For the reasons discussed above, Defendants' motion to dismiss will be granted in part and denied in part. As to Plaintiff's claims under § 1983, the motion will be denied, except as to the equal protection claims against the Board Members, because Plaintiff's amendments provide a factual basis for her claims. Plaintiff's amended complaint does not, however, provide a factual basis for her conspiracy claims, and therefore, Defendants' motion will be granted as to Counts II and V. As to Plaintiff's claims for gender discrimination and hostile work environment discrimination, these claims will be dismissed by Plaintiff's consent. Defendants' motion will also be granted as to Plaintiff's claim for intentional infliction of emotion distress because Plaintiff fails to provide factual allegations of conduct by the Defendants that is outrageous or extreme. Finally, Defendants' motion will be granted as to any claims for punitive damages against Luzerne County and LCCF because punitive damages may not be awarded against those entities.

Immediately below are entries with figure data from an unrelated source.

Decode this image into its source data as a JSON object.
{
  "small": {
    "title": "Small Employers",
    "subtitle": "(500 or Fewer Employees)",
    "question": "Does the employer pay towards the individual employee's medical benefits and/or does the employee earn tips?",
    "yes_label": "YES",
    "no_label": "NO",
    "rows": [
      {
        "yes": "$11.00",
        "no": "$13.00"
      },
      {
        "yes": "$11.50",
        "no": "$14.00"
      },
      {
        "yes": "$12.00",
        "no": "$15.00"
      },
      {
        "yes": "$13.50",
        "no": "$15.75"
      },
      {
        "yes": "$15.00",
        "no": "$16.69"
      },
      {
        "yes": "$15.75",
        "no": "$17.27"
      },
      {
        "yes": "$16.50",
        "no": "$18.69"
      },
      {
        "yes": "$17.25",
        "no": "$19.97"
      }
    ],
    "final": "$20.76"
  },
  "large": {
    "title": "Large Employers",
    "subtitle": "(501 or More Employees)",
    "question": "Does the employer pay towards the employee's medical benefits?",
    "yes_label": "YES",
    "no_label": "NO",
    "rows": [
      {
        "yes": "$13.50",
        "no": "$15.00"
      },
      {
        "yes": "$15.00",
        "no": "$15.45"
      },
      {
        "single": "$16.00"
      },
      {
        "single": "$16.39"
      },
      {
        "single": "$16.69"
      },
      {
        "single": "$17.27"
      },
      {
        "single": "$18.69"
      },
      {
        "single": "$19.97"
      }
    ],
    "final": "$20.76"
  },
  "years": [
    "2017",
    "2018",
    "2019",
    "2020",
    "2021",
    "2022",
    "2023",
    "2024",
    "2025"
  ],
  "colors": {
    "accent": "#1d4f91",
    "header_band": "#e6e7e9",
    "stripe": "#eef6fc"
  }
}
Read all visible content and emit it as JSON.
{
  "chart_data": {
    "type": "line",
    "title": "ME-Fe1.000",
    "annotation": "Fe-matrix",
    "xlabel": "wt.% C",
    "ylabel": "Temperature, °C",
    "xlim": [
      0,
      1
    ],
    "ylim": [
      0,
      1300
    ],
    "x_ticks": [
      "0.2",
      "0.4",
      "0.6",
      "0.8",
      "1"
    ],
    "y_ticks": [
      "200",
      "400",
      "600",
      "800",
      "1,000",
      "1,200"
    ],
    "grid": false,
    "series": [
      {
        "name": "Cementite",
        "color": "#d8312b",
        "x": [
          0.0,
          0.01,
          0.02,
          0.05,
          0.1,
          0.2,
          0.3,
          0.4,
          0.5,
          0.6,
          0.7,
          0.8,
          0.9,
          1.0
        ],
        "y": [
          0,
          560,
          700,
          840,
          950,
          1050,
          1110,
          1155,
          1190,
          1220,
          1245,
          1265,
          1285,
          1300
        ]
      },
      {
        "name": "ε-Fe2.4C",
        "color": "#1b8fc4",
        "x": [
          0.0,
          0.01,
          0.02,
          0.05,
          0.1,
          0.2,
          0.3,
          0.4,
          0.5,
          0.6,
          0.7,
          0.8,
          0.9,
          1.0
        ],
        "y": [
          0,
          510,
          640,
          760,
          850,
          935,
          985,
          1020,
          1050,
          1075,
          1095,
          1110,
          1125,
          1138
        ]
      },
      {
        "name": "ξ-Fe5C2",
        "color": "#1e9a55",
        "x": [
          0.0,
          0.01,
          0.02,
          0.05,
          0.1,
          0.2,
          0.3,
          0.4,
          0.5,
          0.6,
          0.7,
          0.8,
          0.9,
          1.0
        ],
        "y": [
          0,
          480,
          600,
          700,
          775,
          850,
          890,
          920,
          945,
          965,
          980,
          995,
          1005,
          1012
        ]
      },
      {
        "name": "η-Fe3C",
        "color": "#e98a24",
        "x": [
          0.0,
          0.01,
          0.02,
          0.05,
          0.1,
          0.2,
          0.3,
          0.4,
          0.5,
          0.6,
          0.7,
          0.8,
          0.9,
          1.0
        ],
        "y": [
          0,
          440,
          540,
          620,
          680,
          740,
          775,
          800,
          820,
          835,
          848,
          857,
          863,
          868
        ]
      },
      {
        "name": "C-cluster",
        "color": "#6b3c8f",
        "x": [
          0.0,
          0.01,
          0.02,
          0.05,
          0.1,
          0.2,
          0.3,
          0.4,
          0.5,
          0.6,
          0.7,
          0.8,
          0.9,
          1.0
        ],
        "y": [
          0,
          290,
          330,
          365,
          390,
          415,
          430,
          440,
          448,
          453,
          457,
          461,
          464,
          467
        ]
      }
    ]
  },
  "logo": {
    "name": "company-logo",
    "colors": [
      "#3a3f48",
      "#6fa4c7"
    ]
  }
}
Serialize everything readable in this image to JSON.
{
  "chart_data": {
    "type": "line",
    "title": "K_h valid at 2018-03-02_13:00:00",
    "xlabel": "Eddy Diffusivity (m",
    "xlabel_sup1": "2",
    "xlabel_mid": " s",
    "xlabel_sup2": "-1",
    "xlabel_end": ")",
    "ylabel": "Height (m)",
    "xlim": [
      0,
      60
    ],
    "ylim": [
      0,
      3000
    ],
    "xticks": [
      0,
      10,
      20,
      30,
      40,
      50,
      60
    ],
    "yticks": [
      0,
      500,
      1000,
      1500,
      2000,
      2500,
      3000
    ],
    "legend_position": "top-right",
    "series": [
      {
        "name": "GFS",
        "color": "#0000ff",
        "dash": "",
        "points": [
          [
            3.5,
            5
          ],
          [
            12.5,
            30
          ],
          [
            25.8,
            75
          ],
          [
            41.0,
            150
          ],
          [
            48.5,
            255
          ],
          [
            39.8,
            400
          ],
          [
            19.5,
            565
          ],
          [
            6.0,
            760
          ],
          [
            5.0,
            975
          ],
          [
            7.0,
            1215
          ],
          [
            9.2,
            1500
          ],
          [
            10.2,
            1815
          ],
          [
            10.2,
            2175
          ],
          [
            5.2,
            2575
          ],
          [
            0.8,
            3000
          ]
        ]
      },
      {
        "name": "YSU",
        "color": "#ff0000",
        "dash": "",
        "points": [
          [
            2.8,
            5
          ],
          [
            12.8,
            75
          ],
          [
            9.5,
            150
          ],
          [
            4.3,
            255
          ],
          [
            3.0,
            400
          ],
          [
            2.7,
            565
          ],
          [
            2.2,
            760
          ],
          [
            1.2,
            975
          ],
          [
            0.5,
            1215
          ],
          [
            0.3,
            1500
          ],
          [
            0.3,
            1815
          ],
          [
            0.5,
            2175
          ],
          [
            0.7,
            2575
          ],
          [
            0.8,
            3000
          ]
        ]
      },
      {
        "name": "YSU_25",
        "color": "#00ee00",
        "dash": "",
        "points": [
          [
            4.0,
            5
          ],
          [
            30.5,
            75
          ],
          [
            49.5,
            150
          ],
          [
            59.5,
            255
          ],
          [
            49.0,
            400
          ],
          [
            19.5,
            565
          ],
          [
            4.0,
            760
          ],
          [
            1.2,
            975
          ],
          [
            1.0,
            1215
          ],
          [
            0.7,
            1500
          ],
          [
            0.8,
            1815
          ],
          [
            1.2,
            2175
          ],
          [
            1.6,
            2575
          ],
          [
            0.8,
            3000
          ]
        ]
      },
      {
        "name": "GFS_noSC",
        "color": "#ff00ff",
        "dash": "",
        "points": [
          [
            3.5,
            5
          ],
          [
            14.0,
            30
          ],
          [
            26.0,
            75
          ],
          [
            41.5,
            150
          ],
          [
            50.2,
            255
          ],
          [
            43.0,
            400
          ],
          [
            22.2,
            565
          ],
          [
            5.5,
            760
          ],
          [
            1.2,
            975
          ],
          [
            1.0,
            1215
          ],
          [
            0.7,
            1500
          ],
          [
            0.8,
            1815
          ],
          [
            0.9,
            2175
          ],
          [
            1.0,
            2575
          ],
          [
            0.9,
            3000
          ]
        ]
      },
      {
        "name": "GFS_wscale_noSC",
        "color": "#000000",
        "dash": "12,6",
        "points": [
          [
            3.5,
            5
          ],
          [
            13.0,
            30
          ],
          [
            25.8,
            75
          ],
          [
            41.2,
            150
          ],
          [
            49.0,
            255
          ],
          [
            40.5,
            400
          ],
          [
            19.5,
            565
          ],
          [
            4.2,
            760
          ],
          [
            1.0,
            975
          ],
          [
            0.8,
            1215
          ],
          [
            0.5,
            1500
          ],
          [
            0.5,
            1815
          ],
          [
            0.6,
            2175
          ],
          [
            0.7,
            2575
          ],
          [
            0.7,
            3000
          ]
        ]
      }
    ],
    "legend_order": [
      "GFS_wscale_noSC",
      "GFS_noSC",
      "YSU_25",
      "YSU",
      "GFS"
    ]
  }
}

An appropriate order follows.
NOW, this 28th day of July, 2010, IT IS HEREBY ORDERED that Defendants' Motion to Dismiss Plaintiff's Amend Complaint Pursuant to Federal Rule of Civil Procedure 12(b)(6) (Doc. 22) is GRANTED IN PART and DENIED IN PART as follows:
(1) As to Plaintiff Pearlean Warren's claims at Count I relating to equal protection against Defendants Gregory Skrepenak, Maryanne Petrilla, Steven Urban, Wister Yuhas, and Robert Payne, the motion is GRANTED.
(2) As to Plaintiff's claims at Counts III and IV relating to gender discrimination and hostile work environment discrimination, the motion is GRANTED.
(3) As to Plaintiff's at Counts II, V, and VI, the motion is GRANTED.
(4) As to the remainder, the motion is DENIED.